Flavonoïdes : inhibiteurs de la résistance des cellules cancéreuses au traitement
Ces substances naturelles isolées par les chercheurs sont des flavonoïdes, composés généralement non toxiques à l’effet thérapeutique prometteur : ils inhibent les protéines transporteuses qui pompent les médicaments anticancéreux hors de la cellule. Dans le passé, les scientifiques ont découvert que d’autres espèces d’Eremophila contenaient des flavonoïdes qui inhibent l’activité des pompes d’efflux. Certaines de ces plantes présentent également des propriétés antidiabétiques, antivirales, antibactériennes et anti-inflammatoires.
En laboratoire, les chercheurs ont testé la substance sur des cellules cancéreuses humaines en combinaison avec le SN-38 — composé actif du médicament Irinotecan utilisé pour combattre, par exemple, le cancer agressif du poumon et le cancer du côlon.
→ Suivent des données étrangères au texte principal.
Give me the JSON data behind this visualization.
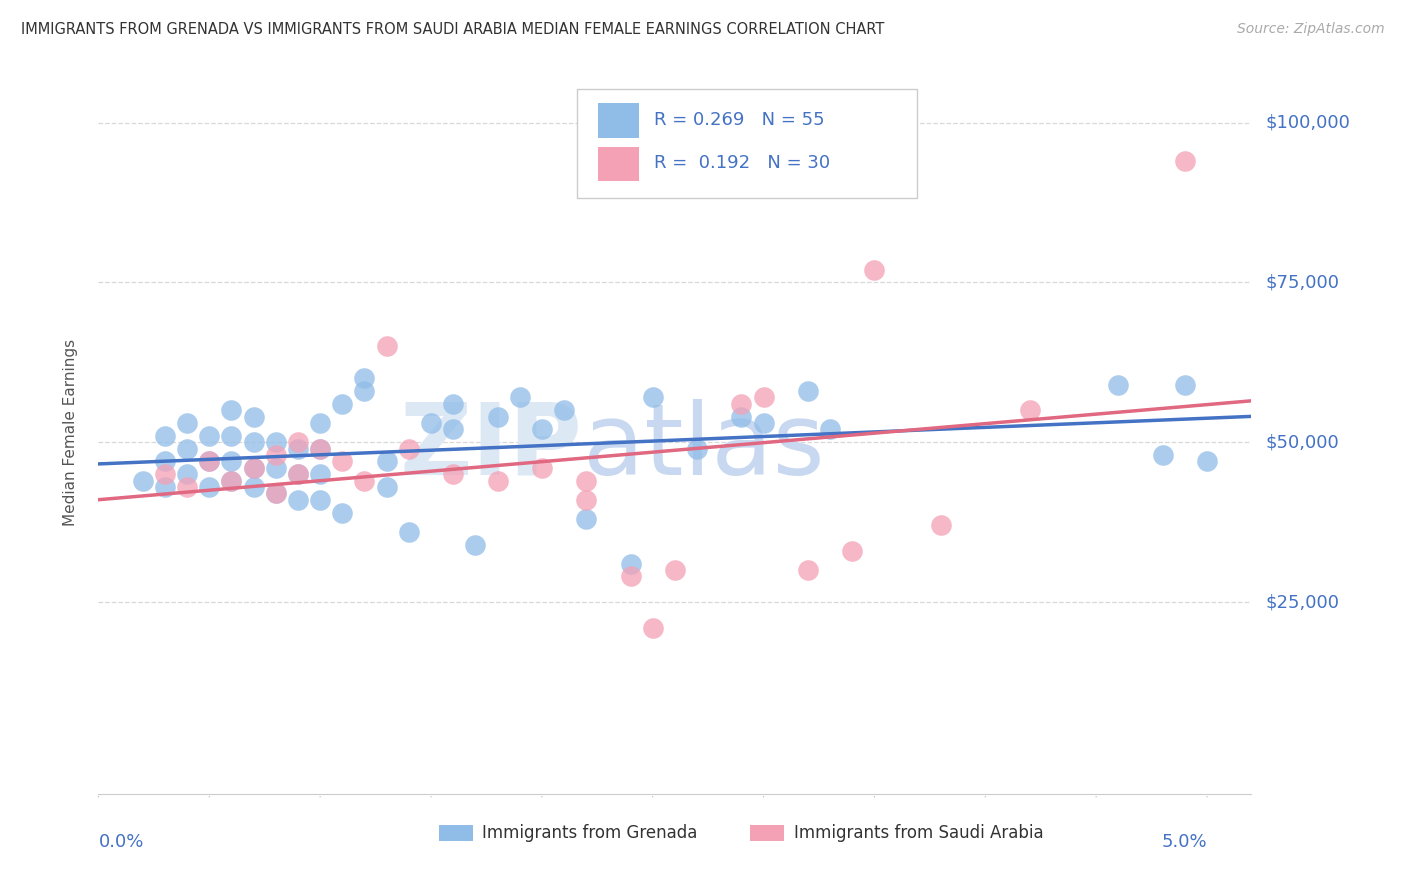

Les résultats ont montré que la combinaison de la substance naturelle et de la chimiothérapie permettait d’inhiber la capacité des cellules cancéreuses à combattre le traitement.
« Les cellules cancéreuses résistantes au SN-38 produisent une grande quantité d’une protéine responsable du transport du médicament hors de la cellule cancéreuse, une pompe dite d’efflux », explique le professeur Dan Stærk de l’Université de Copenahague, qui a supervisé l’étude. « Cette substance naturelle isolée de la plante australienne est capable d’inhiber cette pompe, ce qui rend difficile l’élimination efficace du médicament par la cellule cancéreuse », ajoute-t-il.
Par ailleurs, les flavonoïdes semblent jouer le même rôle pour contrecarrer la résistance aux antibiotiques. Par exemple, les bactéries résistantes aux antibiotiques produisent de grandes quantités de pompes d’efflux presque identiques, ce qui les rend extrêmement efficaces pour pomper les antibiotiques hors des cellules. Les flavonoïdes pourraient donc également se révéler efficaces dans le traitement de la résistance aux antibiotiques.
Associer la médecine traditionnelle aux technologies avancées
D’après les auteurs de l’étude, même s’il est vrai que des inhibiteurs de pompe d’efflux existent déjà, ils ne fonctionnent pas de manière optimale, car ils ne sont pas assez spécifiques et peuvent avoir de nombreux effets secondaires. Le professeur Dan Stærk estime même pouvoir trouver des composés qui fonctionnent encore mieux que la substance découverte ici. « Nous allons maintenant commencer à chercher des substances similaires dans d’autres plantes », déclare-t-il. « L’idée est de prendre les connaissances de la médecine traditionnelle, qui ont été transmises de génération en génération pendant des milliers d’années, et d’utiliser une technologie avancée pour déterminer quelles substances sont actives et quels gènes dans les plantes codent pour la production de ces substances actives. À long terme, cela nous permettra de produire les futurs médicaments de manière durable grâce à la biologie synthétique ».
Toutefois, il est important de souligner que l’utilisation des connaissances indigènes pour identifier les médicaments les plus prometteurs s’accompagne de considérations éthiques envers ces populations. C’est d’ailleurs ce que demandent les auteurs de l’étude à de potentielles entreprises à visée commerciale, afin d’en partager les bénéfices avec elles.